[Coach Phil blogs...]
Senior level swimmers need to get into the habit of swimming in the morning and afternoon of a meet. When we swim in the morning before a meet on the weekend (i.e. when we swim from 8-9 AM before a meet that starts later in the afternoon), it is to get the swimmers used to this type of swimming pattern. When swimmers are at a championship meet (provincials, nationals, Ontario cup, etc), they swim a warm up from before prelims and then race in their preliminary session. They also have a warm up for finals and a final session which runs later in the evening.

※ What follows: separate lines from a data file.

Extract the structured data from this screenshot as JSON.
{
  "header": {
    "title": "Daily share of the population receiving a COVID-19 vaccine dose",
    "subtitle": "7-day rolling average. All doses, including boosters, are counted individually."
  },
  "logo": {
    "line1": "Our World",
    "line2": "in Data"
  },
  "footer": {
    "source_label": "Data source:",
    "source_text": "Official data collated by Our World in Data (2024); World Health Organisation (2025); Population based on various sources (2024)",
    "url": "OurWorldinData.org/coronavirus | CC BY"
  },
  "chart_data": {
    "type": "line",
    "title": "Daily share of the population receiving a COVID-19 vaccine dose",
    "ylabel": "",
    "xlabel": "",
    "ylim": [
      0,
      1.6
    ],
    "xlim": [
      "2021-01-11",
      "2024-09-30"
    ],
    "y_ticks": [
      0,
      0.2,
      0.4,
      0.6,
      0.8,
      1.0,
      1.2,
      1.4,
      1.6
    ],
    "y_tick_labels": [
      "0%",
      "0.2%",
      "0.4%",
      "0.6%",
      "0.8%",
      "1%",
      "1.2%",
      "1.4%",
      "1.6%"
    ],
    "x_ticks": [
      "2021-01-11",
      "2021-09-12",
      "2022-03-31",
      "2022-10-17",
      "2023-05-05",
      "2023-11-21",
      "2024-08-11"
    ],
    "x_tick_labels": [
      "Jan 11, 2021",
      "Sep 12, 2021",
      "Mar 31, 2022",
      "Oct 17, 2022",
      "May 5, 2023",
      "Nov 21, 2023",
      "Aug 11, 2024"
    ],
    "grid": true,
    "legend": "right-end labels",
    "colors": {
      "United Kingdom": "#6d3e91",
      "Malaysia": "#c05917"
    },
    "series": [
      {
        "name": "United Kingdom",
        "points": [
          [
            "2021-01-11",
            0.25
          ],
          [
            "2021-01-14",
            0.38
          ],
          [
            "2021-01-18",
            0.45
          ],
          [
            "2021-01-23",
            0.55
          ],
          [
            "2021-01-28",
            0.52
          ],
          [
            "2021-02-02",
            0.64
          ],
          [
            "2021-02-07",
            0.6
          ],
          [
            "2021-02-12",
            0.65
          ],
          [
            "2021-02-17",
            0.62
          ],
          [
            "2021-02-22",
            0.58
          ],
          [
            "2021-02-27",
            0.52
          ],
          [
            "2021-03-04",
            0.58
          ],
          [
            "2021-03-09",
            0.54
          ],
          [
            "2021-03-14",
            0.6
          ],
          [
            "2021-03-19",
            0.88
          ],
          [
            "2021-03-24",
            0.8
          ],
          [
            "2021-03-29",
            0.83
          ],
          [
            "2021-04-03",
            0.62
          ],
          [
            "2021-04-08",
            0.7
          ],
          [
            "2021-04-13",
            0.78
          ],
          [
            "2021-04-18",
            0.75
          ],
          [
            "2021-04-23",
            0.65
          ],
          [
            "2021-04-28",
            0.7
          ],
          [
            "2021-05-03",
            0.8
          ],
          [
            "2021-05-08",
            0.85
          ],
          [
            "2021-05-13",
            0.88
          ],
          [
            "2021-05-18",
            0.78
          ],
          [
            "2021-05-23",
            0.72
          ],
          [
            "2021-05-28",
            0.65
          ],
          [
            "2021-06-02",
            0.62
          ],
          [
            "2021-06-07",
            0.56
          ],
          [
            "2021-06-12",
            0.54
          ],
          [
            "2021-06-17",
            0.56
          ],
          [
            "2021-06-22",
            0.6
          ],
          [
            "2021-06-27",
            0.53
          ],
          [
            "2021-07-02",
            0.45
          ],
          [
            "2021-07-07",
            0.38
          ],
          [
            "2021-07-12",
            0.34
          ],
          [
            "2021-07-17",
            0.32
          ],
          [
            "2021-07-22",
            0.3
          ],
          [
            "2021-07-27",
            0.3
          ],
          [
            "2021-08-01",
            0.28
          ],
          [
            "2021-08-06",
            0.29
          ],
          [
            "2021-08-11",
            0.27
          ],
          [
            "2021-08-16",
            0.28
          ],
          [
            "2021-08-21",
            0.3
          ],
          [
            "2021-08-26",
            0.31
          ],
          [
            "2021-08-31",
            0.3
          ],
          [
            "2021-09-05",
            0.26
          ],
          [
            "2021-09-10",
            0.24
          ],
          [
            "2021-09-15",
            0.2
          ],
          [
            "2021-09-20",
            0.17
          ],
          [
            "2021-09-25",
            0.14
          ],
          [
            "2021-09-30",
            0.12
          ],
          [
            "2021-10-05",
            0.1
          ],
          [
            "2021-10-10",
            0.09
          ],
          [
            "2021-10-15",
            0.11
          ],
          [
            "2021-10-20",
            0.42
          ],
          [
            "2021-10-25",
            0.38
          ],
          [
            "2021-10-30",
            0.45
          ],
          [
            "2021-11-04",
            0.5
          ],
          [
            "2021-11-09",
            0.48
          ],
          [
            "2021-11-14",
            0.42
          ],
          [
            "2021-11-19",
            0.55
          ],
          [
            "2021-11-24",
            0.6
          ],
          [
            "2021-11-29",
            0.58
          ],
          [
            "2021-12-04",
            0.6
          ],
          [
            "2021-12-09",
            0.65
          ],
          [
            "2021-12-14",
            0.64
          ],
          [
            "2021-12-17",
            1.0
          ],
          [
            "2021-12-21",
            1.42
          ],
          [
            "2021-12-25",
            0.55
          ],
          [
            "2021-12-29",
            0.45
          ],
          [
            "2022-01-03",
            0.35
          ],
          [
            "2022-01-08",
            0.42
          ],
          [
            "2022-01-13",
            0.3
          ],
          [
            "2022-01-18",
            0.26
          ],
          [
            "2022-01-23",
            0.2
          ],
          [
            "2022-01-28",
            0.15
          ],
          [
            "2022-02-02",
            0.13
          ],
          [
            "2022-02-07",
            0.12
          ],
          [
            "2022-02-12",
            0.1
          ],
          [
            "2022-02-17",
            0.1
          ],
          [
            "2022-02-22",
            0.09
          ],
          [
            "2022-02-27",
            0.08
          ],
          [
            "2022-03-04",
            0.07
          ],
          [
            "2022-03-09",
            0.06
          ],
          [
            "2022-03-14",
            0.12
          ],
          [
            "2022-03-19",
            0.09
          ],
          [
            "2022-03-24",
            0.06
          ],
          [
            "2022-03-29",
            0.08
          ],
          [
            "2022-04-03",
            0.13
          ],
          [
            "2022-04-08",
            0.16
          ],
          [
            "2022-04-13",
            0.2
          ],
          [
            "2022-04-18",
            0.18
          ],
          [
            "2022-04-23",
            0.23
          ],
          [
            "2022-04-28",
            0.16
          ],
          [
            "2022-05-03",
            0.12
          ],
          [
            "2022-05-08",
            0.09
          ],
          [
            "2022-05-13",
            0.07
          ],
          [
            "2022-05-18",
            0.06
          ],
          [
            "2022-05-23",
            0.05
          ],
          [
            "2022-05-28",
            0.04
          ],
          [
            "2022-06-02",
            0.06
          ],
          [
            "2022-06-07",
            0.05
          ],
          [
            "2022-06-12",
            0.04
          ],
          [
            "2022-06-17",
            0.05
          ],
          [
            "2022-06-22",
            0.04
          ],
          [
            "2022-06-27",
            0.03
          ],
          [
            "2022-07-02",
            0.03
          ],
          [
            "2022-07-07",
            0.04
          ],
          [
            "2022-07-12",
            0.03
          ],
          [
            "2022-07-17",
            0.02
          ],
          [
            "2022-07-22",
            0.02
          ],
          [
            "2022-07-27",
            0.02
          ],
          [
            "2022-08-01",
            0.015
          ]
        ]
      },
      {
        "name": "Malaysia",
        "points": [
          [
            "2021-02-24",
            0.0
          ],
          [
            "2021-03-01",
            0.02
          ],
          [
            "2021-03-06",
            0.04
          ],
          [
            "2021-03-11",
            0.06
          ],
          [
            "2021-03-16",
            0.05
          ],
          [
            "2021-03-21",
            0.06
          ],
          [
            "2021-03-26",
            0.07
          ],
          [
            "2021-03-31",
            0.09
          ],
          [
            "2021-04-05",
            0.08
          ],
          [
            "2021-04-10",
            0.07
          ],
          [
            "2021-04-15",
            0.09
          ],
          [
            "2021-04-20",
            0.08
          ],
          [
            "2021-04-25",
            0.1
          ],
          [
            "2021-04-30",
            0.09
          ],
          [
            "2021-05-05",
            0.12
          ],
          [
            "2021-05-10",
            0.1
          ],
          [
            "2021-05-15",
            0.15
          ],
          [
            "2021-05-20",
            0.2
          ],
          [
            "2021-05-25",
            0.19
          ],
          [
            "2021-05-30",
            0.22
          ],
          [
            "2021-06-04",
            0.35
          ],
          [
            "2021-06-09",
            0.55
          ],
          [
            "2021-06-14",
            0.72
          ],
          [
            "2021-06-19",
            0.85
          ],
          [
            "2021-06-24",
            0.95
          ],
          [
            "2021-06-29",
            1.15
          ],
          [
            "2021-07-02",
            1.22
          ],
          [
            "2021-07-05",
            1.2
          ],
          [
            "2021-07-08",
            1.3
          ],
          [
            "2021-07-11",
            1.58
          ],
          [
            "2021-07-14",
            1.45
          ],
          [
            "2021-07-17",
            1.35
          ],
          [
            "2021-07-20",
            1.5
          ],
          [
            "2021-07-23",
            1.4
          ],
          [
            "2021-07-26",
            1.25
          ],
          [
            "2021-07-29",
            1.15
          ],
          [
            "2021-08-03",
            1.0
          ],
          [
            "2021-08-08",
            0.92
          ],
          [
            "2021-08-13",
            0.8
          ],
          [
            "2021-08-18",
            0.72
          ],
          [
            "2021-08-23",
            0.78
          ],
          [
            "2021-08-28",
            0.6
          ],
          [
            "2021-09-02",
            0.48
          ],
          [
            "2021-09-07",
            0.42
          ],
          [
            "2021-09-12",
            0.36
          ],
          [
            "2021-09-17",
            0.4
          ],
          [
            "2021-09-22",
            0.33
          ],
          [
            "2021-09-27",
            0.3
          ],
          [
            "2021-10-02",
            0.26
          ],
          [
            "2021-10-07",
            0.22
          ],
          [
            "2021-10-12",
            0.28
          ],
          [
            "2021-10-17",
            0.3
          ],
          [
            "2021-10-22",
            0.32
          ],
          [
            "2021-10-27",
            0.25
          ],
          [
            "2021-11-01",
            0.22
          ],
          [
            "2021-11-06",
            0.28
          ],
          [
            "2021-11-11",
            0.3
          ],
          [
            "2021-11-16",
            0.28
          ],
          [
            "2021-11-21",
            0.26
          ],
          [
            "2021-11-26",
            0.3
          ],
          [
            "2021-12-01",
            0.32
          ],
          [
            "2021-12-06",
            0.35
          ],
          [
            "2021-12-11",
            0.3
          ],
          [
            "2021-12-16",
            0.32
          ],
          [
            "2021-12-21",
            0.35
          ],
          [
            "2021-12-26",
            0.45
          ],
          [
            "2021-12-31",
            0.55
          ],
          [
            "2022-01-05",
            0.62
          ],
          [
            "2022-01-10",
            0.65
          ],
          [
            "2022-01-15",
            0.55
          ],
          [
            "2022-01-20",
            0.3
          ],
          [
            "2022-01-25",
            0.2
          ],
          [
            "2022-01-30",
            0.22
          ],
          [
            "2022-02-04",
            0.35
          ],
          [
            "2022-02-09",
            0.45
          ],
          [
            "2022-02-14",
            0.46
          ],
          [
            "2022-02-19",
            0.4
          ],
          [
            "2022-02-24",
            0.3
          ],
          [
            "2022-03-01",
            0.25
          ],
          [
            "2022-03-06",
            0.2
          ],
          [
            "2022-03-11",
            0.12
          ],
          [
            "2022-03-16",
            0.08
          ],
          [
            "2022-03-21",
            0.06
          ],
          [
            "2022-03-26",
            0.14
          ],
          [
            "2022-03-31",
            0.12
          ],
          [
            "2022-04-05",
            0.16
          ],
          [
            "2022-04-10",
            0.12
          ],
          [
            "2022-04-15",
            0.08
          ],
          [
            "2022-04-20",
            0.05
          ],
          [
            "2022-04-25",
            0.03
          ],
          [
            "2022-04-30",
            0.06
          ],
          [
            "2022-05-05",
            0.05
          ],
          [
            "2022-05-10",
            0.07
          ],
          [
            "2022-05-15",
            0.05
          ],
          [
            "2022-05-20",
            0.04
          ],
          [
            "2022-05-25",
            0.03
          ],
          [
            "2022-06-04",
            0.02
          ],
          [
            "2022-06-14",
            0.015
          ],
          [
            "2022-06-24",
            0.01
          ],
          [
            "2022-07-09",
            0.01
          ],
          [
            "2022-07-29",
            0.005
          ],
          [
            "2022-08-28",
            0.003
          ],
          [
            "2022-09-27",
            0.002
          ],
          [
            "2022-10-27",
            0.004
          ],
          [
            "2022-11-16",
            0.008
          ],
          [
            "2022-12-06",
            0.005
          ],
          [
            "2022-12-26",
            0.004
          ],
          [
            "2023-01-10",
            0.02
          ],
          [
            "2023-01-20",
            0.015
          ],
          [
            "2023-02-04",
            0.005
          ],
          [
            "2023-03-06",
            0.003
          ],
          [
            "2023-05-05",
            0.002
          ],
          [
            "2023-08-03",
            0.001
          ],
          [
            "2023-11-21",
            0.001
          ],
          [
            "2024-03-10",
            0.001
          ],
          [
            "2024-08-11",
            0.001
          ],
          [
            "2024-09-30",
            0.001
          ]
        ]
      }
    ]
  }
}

Another reason why we swim in the morning is physiologically based. At this stage of the season, the level 1 swimmers need to keep their muscle physiology at a high training level until we prepare for the meets in July. During the year, the swimmers train and race under stress (until the week leading up to SCM provincials/nationals in the spring and the same for LCM provincials/nationals in the summer). What we mean by stress is they train without being able to recover their muscles. We as coaches are constantly trying to deplete the athletes muscle glycogen stores (the energy the muscles use for swimming) and have them perform under these conditions. When we start to decrease the volume of training leading up to the “big” meets, their muscles get to replenish their glycogen stores and they have more energy to perform. What throws a wrench into this preparation is when kids miss lots of training. Their muscle get to recover too much, too often not giving them the best possible training effects.
The training sessions the morning before meets are not grueling workouts by any means. They are set up to give the athletes a proper morning swim before a meet. Especially meets here in Sudbury. When the kids get a morning swim in, they do not have to accomplish as much during the afternoon warm up as their muscles have already had a swim. The pool gets very crowded for warm ups and our swimmers can get in right away, get their work done early and get out before it fills up. Instead of swimming 1800-2000 meters before the meet, the can just do 1400-1700 meters as they have prepared in the AM.
We coaches have no intent to set these kids up for failure. We are trying to constantly do what is best for the kids and swimming in the morning before a meet is what is best. I hope the parents understand this and consider what is best for their kid’s performances at these types of meets.